Le document, particulièrement détaillé, déroule plus de quarante opérations allant de l’élaboration du décret électoral (16 octobre–18 décembre 2025) à la publication des résultats définitifs des élections locales, programmée pour le 20 janvier 2027. L’ensemble du processus repose sur une séquence longue de quinze mois, incluant le recrutement massif de superviseurs, l’acquisition du matériel sensible, la formation du personnel vacataire, la vérification logistique, les campagnes électorales et la double tabulation des votes.
Une interrogation centrale traverse toutefois la présentation de ce calendrier : qui exercera l’autorité de l’État jusqu’au scrutin du 30 août 2026 ?
Le Conseil de la transition (CPT), dont le mandat politique est contesté et la légitimité abîmée, n’a produit aucun résultat institutionnel tangible depuis son installation. Plusieurs de ses membres ne cachent plus leur inquiétude : selon des témoignages rapportés à Rezo Nòdwès, Fritz Alphonse Jean a publiquement remis en cause l’intégrité d’Alix Didier Fils-Aimé, Premier ministre de fait, l’accusant notamment de décisions contraires aux engagements collectifs.

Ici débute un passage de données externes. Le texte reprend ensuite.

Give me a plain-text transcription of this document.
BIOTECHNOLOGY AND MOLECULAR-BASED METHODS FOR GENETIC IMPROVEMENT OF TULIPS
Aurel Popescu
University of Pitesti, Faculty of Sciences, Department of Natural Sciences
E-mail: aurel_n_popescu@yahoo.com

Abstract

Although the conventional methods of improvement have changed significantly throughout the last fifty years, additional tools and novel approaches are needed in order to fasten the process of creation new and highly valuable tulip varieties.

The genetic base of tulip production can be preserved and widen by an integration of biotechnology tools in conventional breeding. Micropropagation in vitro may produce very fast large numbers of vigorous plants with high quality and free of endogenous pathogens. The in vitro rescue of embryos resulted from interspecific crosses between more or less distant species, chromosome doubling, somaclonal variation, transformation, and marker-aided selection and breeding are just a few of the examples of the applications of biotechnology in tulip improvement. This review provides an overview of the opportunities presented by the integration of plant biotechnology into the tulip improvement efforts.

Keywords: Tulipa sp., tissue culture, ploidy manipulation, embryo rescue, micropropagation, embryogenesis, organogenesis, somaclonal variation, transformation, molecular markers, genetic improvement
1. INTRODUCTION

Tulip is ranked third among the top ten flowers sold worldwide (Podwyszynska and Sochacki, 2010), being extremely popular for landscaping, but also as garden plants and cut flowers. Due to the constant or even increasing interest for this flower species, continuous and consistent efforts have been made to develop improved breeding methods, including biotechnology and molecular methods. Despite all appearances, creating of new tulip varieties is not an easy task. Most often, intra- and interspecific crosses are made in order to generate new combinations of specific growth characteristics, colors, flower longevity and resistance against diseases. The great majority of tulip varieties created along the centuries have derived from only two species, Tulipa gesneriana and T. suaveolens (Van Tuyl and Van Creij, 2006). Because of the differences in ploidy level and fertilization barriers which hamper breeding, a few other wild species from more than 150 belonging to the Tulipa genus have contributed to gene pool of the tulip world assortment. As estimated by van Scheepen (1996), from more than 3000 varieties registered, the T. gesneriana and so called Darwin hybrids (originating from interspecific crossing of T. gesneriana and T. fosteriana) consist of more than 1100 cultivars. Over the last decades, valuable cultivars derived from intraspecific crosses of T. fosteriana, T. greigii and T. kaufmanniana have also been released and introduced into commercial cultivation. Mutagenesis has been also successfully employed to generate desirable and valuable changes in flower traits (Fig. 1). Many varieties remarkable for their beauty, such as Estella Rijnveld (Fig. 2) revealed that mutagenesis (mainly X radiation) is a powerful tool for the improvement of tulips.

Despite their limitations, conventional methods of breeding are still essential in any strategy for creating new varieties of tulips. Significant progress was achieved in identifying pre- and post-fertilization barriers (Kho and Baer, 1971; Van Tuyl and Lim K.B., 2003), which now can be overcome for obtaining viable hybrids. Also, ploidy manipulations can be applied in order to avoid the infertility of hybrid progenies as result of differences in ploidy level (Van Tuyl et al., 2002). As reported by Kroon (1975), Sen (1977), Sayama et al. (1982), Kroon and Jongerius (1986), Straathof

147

La situation de Kenskoff, aujourd’hui sous contrôle armé, alimente ces critiques. Des cadres de la transition affirment que Fils-Aimé aurait laissé se dégrader la commune en connaissance de cause, tandis que l’État perdait successivement Mirebalais, Carrefour et plusieurs zones du Centre-ville. Dans ce contexte, la perspective d’un long processus électoral, étalé jusqu’en janvier 2027, suscite un malaise palpable : la transition actuelle, minée par les fractures internes, serait-elle en mesure d’assurer la neutralité et la stabilité nécessaires ?
Le CEP, dans sa note de presse, rappelle que l’exécution du calendrier dépend d’un « environnement sécuritaire acceptable » et de « moyens financiers disponibles ». Deux conditions que ni le gouvernement intérimaire ni la force publique n’ont encore réunies.
À neuf mois du premier tour fixé au 30 août 2026, la question demeure entière : le pays peut-il aborder un cycle électoral de cette ampleur sous la conduite d’un CPT fragilisé, divisé, et déjà discrédité par ses propres membres ?
Rezo Nòdwès suivra chaque échéance du calendrier électoral, ligne par ligne, pour mesurer si ce long parcours institutionnel peut réellement conduire Haïti vers un retour à l’ordre constitutionnel.